Dans le cas présent, l'écriture figurant sur l'acte de cautionnement litigieux, attribuée à M. [D], est identique à celle du contrat de prêt signé le jour même, sur lequel l'intéressé, en sa qualité de gérant de la société Taliouine Center, a mentionné de sa main « Fait à [Localité 4] le 13/12/2012 - bon pour acceptation », avant d'apposer sa signature ; divers documents ont été remis à la banque, lors de la conclusion du contrat de prêt et de la souscription du cautionnement, comme un procès-verbal de l'assemblée générale des associés de la société Taliouine Center du 17 octobre 2012 nommant M. [D] aux fonctions de gérant, une copie du bail commercial signé par ce dernier et un avis d'imposition au titre des taxes foncières 2013 comportant diverses annotations manuscrites.
L'écriture figurant sur le contrat de prêt servant d'élément de comparaison est identique à celle de l'acte de cautionnement, ce dont il se déduit que la mention litigieuse de l'acte de cautionnement a bien été écrite par M. [D] ; si celui-ci affirme, attestations à l'appui, qu'il ne sait ni lire, ni écrire le français, il apparaît néanmoins comme l'auteur de l'écrit contesté et rien ne permet d'affirmer que, lors de la souscription du cautionnement, la Caisse d'épargne a eu connaissance de son illettrisme qui l'aurait amené à ne pas comprendre le sens et la portée de l'acte qu'il signait, alors que les documents ayant été remis à la banque attestaient de l'accomplissement par M. [D] d'actes de gestion pour le compte de la société dont il était le gérant.
Dans ses conclusions d'appel, M. [D] se dit incapable d'indiquer s'il est l'auteur ou non de la signature apposée sur l'acte de cautionnement (sic) ; il ne conteste pas dès lors formellement sa signature, sachant que les spécimens de sa signature figurant en particulier sur le contrat de prêt du 13 décembre 2013, le bail commercial du 5 janvier 2001, le procès-verbal de l'assemblée générale du 17 octobre 2012 et son titre de séjour délivré le 2 octobre 2015 démontrent que la signature figurant sur l'acte de cautionnement est bien la sienne.

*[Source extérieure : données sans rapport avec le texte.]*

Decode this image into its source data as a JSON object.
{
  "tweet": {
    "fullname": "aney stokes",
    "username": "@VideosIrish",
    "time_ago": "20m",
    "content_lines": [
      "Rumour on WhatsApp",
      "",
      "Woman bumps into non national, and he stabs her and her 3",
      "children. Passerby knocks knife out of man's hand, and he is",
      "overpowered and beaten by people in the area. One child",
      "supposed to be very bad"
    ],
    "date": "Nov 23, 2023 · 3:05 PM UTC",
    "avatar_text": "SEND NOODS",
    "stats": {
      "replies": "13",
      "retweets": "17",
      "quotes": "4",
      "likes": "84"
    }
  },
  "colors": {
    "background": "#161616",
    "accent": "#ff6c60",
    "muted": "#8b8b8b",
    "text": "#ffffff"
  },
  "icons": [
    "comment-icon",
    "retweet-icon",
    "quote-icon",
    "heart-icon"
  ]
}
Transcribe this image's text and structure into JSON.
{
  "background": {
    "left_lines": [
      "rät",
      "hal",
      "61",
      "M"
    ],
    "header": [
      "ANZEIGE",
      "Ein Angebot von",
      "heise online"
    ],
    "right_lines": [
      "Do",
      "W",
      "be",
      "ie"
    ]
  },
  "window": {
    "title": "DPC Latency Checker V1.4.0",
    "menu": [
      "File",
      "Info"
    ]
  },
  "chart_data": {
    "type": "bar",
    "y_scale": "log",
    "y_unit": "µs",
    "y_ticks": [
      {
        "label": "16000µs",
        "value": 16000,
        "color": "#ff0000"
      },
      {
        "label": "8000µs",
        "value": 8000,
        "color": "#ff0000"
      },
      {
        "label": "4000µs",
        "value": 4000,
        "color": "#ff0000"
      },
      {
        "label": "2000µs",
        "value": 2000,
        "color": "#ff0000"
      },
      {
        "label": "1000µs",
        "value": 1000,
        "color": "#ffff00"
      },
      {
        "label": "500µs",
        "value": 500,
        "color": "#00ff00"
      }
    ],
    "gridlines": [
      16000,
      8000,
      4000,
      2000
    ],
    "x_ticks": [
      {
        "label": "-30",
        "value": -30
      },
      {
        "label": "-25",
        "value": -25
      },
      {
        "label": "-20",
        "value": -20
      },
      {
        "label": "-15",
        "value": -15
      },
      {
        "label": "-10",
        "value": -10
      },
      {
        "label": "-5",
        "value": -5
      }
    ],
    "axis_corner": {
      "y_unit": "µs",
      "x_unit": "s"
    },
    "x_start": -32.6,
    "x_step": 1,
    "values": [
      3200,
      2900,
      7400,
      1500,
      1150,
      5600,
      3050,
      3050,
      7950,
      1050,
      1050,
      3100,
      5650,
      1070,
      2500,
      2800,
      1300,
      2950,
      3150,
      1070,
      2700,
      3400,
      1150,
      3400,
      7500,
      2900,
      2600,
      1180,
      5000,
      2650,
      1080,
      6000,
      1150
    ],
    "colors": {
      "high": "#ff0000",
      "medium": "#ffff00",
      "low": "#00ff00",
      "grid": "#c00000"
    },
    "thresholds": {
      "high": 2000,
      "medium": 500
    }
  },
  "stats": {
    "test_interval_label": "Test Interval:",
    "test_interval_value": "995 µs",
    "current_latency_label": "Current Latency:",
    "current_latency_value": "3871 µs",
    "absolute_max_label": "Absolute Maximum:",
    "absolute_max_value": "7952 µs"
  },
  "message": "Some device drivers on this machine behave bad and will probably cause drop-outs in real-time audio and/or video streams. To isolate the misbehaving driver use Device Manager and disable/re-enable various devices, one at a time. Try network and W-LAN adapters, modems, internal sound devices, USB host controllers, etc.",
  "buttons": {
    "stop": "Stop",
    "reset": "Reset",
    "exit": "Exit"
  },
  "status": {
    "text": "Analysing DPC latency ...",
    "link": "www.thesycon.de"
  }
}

Il résulte, par ailleurs, de l'article L. 341-4, devenu l'article L. 332-1, du code de la consommation, qu'un créancier professionnel ne peut se prévaloir d'un contrat de cautionnement conclu par une personne physique dont l'engagement était, lors de sa conclusion, manifestement disproportionné à ses biens et revenus, à moins que le patrimoine de cette caution, au moment où celle-ci est appelée, ne lui permette de faire face à son obligation ; la disproportion manifeste du cautionnement doit être évaluée lors de la conclusion du contrat, au regard du montant de l'engagement et en fonction des revenus et du patrimoine de la caution, en prenant également en considération l'endettement global de celle-ci, dont le créancier avait ou pouvait avoir connaissance, y compris l'endettement résultant d'autres engagements de caution souscrits antérieurement ; il est de principe que la charge de la preuve de la disproportion manifeste au jour de la souscription de l'engagement incombe à la caution, tandis que le créancier, qui entend se prévaloir d'un cautionnement manifestement disproportionné lors de sa conclusion aux biens et revenus de la caution, personne physique, doit établir qu'au moment où il l'appelle, le patrimoine de celle-ci lui permet de faire face à son engagement.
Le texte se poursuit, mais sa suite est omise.